Musikprojekt Nola is Calling: Im Bouncesound steckt Geschichte

Das Projekt Nola is Calling mit französischen, afrikanischen und US-Musikern vergegenwärtigt die Geschichte der Sklaverei in New Orleans.

Kannten sich vorher nicht: Die Beteiligten von Nola is Calling beim Proben Foto: Ryan Hodgson-Rygsbee

Ein guter Angriff beginnt in der Abwehr, etwa bei Sammy Kuffour, ghanaischer Verteidiger in Diensten des FC Bayern (1994 bis 2005). Es ist etwas mehr als zwanzig Jahre her, da hieß es in einer großen Münchner Tageszeitung, der Fußballclub beschäftige „einen Neger in der Abwehr“. Der Satz untertitelte ein Foto, das zeigte, wie Kuffour durch Foul einen Elfer verursacht hatte.
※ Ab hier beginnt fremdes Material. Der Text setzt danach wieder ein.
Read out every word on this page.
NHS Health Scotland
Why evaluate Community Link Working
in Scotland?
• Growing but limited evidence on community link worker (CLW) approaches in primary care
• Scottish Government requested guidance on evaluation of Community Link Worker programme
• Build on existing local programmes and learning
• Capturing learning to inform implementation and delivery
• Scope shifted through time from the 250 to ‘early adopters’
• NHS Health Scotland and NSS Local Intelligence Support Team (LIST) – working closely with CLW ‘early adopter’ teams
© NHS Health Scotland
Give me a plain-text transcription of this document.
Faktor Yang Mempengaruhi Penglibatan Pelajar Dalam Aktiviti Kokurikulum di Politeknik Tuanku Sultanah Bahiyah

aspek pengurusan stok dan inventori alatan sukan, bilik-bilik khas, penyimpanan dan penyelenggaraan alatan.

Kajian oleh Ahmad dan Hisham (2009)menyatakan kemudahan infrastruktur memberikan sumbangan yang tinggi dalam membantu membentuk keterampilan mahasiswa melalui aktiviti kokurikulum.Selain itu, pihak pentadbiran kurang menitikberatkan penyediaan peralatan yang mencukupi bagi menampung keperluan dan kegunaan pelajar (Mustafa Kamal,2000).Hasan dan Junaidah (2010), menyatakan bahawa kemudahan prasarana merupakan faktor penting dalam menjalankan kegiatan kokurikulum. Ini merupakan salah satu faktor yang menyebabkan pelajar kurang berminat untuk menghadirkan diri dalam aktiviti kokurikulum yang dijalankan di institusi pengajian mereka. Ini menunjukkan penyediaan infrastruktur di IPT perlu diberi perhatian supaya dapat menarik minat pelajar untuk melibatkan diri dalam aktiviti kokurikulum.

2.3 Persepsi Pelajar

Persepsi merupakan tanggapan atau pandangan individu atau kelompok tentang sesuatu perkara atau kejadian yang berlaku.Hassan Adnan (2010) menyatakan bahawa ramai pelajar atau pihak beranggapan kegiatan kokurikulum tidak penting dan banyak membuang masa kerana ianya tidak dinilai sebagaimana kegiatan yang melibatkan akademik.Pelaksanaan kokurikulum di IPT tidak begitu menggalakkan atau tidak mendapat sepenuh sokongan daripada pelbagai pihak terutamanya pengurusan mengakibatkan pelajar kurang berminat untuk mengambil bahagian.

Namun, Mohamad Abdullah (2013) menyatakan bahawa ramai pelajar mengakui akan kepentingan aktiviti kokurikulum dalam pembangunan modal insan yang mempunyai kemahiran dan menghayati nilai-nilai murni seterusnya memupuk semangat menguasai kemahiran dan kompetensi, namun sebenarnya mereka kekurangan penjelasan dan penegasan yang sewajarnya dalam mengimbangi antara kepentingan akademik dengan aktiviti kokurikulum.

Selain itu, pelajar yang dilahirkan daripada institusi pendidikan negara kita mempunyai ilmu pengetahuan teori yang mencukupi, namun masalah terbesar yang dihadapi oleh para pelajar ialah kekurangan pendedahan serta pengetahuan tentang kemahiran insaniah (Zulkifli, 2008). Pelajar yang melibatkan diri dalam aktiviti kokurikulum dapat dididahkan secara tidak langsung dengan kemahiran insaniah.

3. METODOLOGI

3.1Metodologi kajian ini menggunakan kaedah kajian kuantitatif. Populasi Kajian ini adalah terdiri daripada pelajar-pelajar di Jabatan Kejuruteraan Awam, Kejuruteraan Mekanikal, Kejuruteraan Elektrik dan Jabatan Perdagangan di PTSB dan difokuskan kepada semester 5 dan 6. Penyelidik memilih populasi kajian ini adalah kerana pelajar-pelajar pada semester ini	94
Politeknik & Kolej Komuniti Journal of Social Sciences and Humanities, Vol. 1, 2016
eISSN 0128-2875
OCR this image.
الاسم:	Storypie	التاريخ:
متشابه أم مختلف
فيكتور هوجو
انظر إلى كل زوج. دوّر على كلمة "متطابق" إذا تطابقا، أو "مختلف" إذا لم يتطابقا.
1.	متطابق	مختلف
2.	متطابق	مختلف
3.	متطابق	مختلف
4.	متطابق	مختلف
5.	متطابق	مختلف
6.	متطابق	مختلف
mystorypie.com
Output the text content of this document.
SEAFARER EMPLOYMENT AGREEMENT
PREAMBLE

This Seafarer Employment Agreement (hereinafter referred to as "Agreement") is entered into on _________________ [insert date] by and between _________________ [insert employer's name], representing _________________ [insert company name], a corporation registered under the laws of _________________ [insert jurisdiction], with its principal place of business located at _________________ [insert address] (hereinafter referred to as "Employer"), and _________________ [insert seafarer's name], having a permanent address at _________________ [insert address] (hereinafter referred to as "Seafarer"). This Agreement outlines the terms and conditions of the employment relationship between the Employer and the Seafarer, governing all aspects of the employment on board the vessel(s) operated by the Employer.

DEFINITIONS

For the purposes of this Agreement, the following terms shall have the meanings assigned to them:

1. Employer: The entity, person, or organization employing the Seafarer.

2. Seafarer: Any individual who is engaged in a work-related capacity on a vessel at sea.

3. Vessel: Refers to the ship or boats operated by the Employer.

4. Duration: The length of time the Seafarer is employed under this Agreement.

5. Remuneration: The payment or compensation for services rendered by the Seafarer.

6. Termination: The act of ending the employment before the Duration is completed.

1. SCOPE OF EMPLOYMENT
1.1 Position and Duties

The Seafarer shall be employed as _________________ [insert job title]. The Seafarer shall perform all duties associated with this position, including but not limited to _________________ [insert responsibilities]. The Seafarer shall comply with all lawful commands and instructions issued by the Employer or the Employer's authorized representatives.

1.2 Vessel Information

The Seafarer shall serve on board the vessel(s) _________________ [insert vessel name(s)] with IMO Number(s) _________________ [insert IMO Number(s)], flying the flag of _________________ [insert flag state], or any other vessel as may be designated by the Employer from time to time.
Zynisch, nach dem Motto, Kuffour, der Mann fürs Grobe, versagt bei der ihm zugestandenen Drecksarbeit im Strafraum.

Das N-Wort würde heute niemand mehr schreiben, genauso wenig wie den Satz mit dem rassistischen Unterton. Und trotzdem sind die Zeitläufte durcheinandergeraten, ersichtlich an der Tatsache, dass gerade noch am Dienstag dieser Woche dieselbe große Münchner Tageszeitung in einem hanebüchenen Text darüber aufklärte, dass die Bezeichnung „Sklave“ nur noch eine hohle Phrase sei.

Es war der Philosoph und Aufklärer John Locke, der in seinem „Second Treatise of Civil Government“ (1689) die Praxis der Sklaverei mit einer Existenz verschiedener „Menschenrassen“ rechtfertigte, die ungleich seien. Wie unmenschlich Sklaverei gehandhabt wurde, zeigt sich beim „Code Noir“, einem Gesetzbuch, das von 1685 bis 1848 im französischen Kolonialreich galt, also auch noch nach der Aufhebung der Sklaverei um 1800.

Was war der „Code Noir“?

Seine 60 der Segregation und Religionsausübung dienenden ordnungspolitischen Maßnahmen sollten Revolten verhindern und verurteilten Sklaven zur juristischen Nichtexistenz. Dem hatten diese vor allem Musik entgegenzusetzen, mit der sie klandestin kommunizierten, die sie von ihrem ursprünglichen religiösen Zweck in weltliche Formen abwandelten und in der sie Botschaften versteckten. Das Trauma der Sklaverei, die Gewalt von Menschen über den Körper anderer Menschen, deren Kommodifizierung und Benachteiligung, beschäftigt die Nachkommen bis heute.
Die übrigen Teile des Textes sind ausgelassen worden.